An der Veranstaltung in der südenglischen Hafenstadt Portsmouth nahmen auch die britische Königin Elizabeth II., Bundeskanzlerin Angela Merkel und US-Präsident Donald Trump teil. Frankreichs Präsident Emmanuel Macron, die britische Premierministerin Theresa May und Thronfolger Prinz Charles zählten ebenfalls zu den Gästen.

Als einige der etwa 300 anwesenden Veteranen die Bühne betraten, brandete Beifall auf. Selbst die 93 Jahre alte Queen erhob sich mehrmals von ihrem Platz. Sie stach mit einem pinken Mantel und Hut zwischen den Staats- und Regierungschefs auf der Ehrentribüne heraus; die Königin liebt auffallende Farben.

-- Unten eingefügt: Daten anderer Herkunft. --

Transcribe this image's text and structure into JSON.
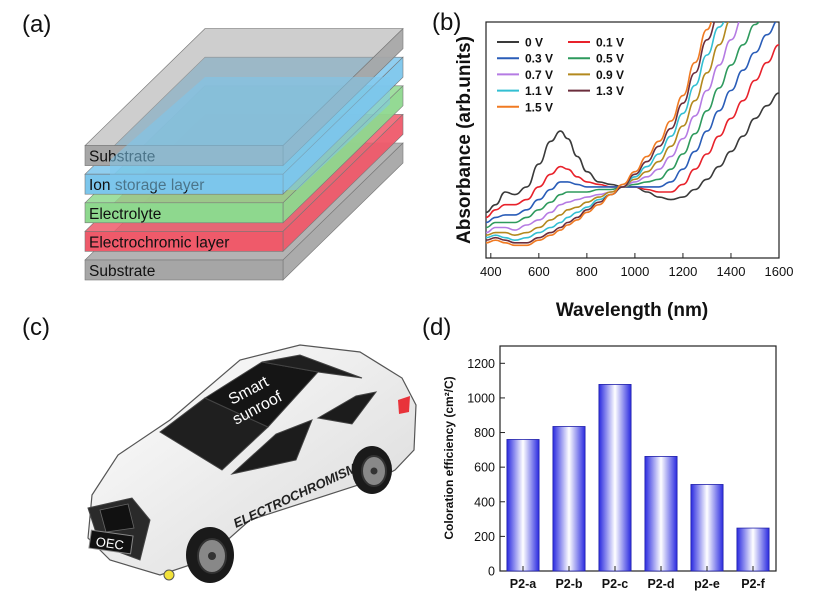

In einer Ansprache lobte die Queen den Mut der Soldaten, die vor 75 Jahren an der Landung teilnahmen. Ihr Vater, König George VI., habe damals einen neuen Geist und eine unbezwingbare Entschlossenheit gefordert, sagte die Queen. "Genau das haben viele mutige Männer in die Schlacht mitgebracht, da das Schicksal der Welt von ihrem Erfolg abhing", betonte sie. Viele junge Leute seien aber nie von dort zurückgekehrt.

Anders als die meisten Teilnehmer hat sie eigene Erinnerungen an den Zweiten Weltkrieg. Während dieser Zeit machte Elizabeth eine Ausbildung zur Lastwagenfahrerin und -Mechanikerin in der Armee. Schon damals strotzte sie vor Pflichtbewusstsein. Einen kurzen Moment der Ausgelassenheit erlaubte sie sich, als Deutschland kapitulierte: Die Menschen tanzten auf den Straßen Londons, Elizabeth mischte sich unerkannt unter die Feiernden. "Wir wurden von einer Welle der Freude und Erleichterung getragen", erinnerte sie sich einmal.

Merkel: "Geschenk der Geschichte"

Merkel bezeichnete ihre eigene Teilnahme an dem Gedenken als "Geschenk der Geschichte". Die Landung der Alliierten in der Normandie habe Deutschland letztendlich die Befreiung vom Nationalsozialismus gebracht und die Grundlage für die Nachkriegsordnung gelegt. "Dass ich als deutsche Bundeskanzlerin heute dabei sein kann, und dass wir heute gemeinsam für den Frieden und die Freiheit eintreten, das ist ein Geschenk der Geschichte, das es zu schützen und zu pflegen gilt", sagte Merkel vor Journalisten.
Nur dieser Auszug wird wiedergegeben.